Journal of Thoracic Oncology | 2015
Toni-Maree Rogers; Prudence A. Russell; Gavin Wright; Zoe Wainer; Jia-Min Pang; Leigh A. Henricksen; Shalini Singh; Stacey Stanislaw; James Grille; Esteban Roberts; Benjamin Solomon; Stephen B. Fox
Introduction: The use of targeted therapies toward specific oncogenic driver mutations has become a critical factor in the treatment of patients with lung cancer. It is therefore essential to utilize tests with high performance characteristics. Fluorescence in situ hybridization (FISH) is the standard method for detecting anaplastic lymphoma kinase (ALK) and ROS1 rearrangements in non–small-cell lung cancer but the utility of other methods such as immunohistochemistry (IHC) and chromogenic in situ hybridization (CISH) is unclear. Methods: Three hundred and sixty-two lung cancer patients were tested with FISH, CISH, and IHC using three ALK antibodies (ALK1, 5A4, D5F3) and one ROS1 antibody in the detection of ALK and ROS1 rearrangements. Results: There was a 97.4% concordance (298 of 306) between FISH and CISH for detection of ALK rearrangements.

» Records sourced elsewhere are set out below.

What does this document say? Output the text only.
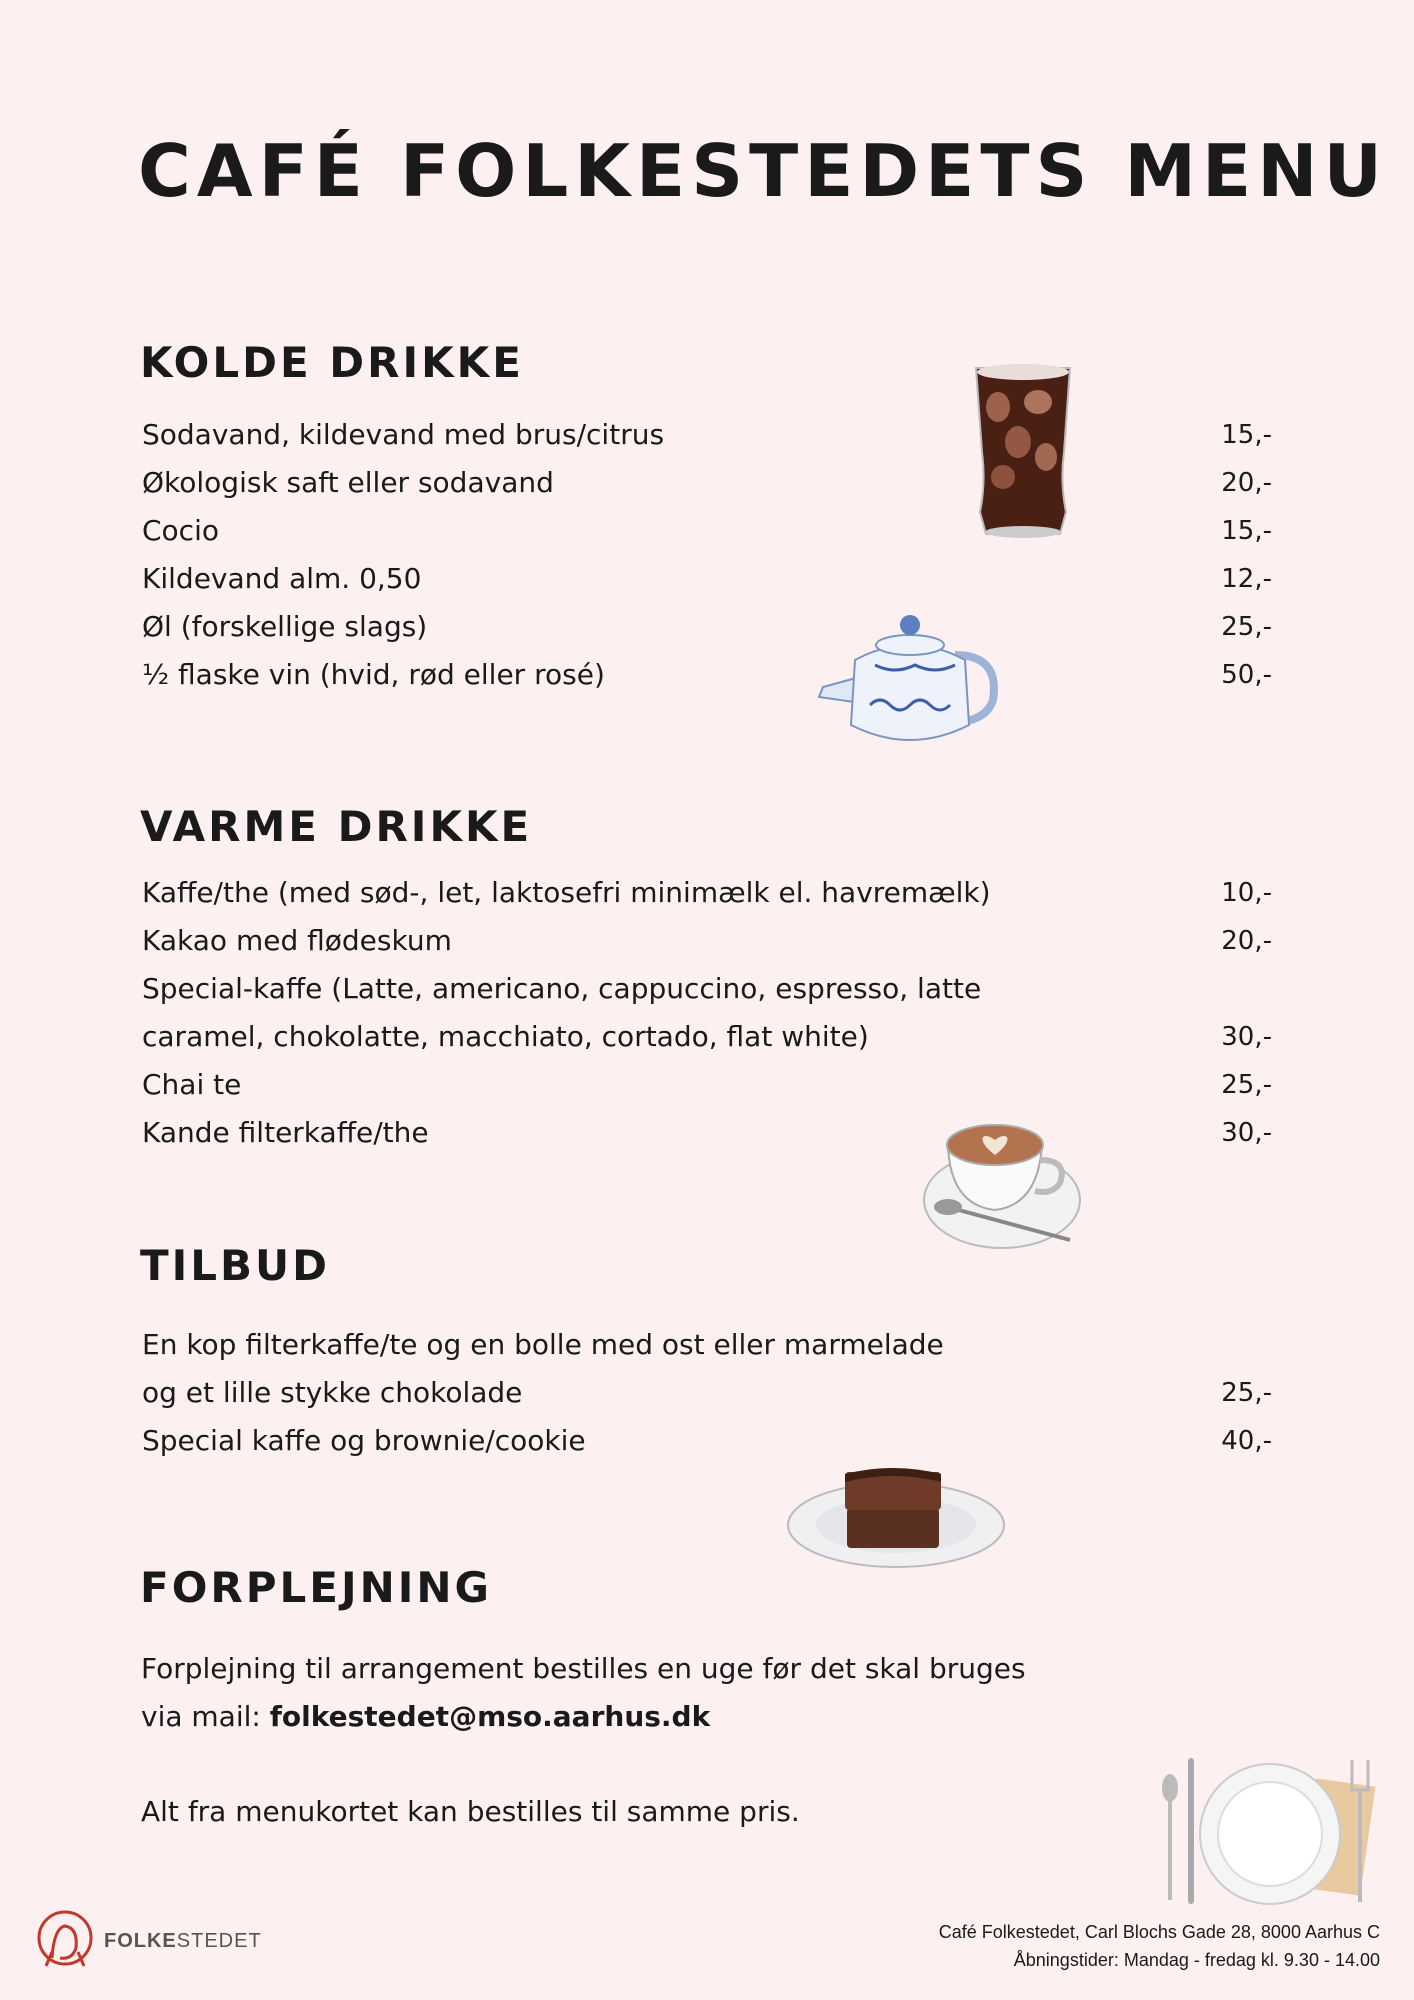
CAFÉ FOLKESTEDETS MENU
KOLDE DRIKKE
Sodavand, kildevand med brus/citrus	15,-
Økologisk saft eller sodavand	20,-
Cocio	15,-
Kildevand alm. 0,50	12,-
Øl (forskellige slags)	25,-
½ flaske vin (hvid, rød eller rosé)	50,-
VARME DRIKKE
Kaffe/the (med sød-, let, laktosefri minimælk el. havremælk)	10,-
Kakao med flødeskum	20,-
Special-kaffe (Latte, americano, cappuccino, espresso, latte
caramel, chokolatte, macchiato, cortado, flat white)	30,-
Chai te	25,-
Kande filterkaffe/the	30,-
TILBUD
En kop filterkaffe/te og en bolle med ost eller marmelade
og et lille stykke chokolade	25,-
Special kaffe og brownie/cookie	40,-
FORPLEJNING

Forplejning til arrangement bestilles en uge før det skal bruges

via mail: folkestedet@mso.aarhus.dk

Alt fra menukortet kan bestilles til samme pris.

FOLKESTEDET	Café Folkestedet, Carl Blochs Gade 28, 8000 Aarhus C
Åbningstider: Mandag - fredag kl. 9.30 - 14.00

The ROS1 rearrangement status had a 97% (291 of 300) concordance between CISH and FISH. ALK protein expression was observed in 6 of 341 samples with the ALK1 and 5A4 antibodies and 5 of 341 samples with D5F3. All three antibodies stained each of the ALK FISH-positive samples (100% sensitivity). ROS1 protein expression was observed in 2 of 322 samples. One of three samples with a ROS1 rearrangement by FISH showed ROS1 protein expression (33.3% sensitivity). Conclusion: Our findings show good correlation between FISH versus CISH in the detection of ALK and ROS1 rearrangements. FISH versus IHC showed good correlation in the detection of ALK rearrangements but showed weak correlation in the detection of ROS1 rearrangements. These results suggest CISH and IHC could be complimentary detection methods to FISH in the detection of ALK and ROS1 rearrangements.